Maximal Variation in the Moduli of Curves

TL;DR

This paper introduces the concept of maximal variation in families of projective curves, analyzing how degenerations and singularities, especially non-Gorenstein ones, affect the behavior of canonical differentials in moduli spaces.

Contribution

It defines maximal variation via conductor-level balancing, proves stability results, and characterizes degeneracy loci governed by non-Gorenstein singularities.

Findings

Maximal variation holds for all smooth and nodal curves.

Degeneracy loci are characterized by non-Gorenstein singularities.
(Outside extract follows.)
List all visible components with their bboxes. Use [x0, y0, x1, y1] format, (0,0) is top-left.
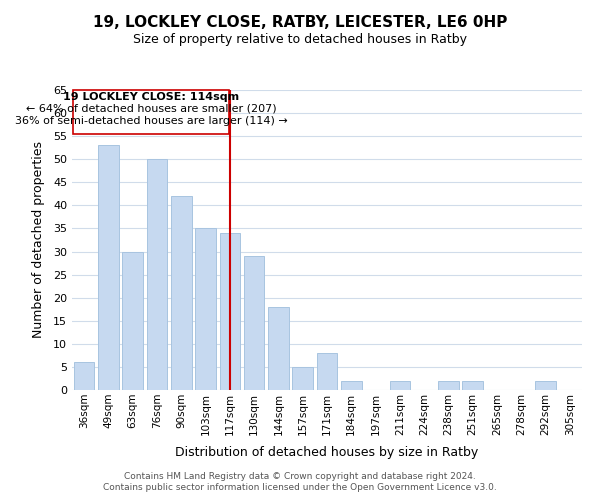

Expected codimension and structure of degeneracy loci are computed.

Abstract

We introduce and study the maximal-variation locus in families and moduli spaces of projective curves, defined via conductor-level balancing of meromorphic differentials on the normalization. This notion captures precisely when the space of canonical differentials behaves with the expected dimension under degeneration. We prove semicontinuity and openness results showing that maximal variation is stable in flat families, identify a natural determinantal degeneracy locus where maximal variation fails, and establish that this failure is governed entirely by the presence of non-Gorenstein singularities. In particular, all smooth and nodal curves satisfy maximal variation, while every non-Gorenstein singularity contributes explicitly and additively to degeneracy. We compute the expected codimension of degeneracy loci, describe their closure and adjacency relations in moduli, and explain how non-Gorenstein defects give rise to additional Hodge-theoretic phenomena in degenerations. This framework provides a uniform, intrinsic, and deformation-theoretically meaningful classification of degeneracy in spaces of canonical differentials.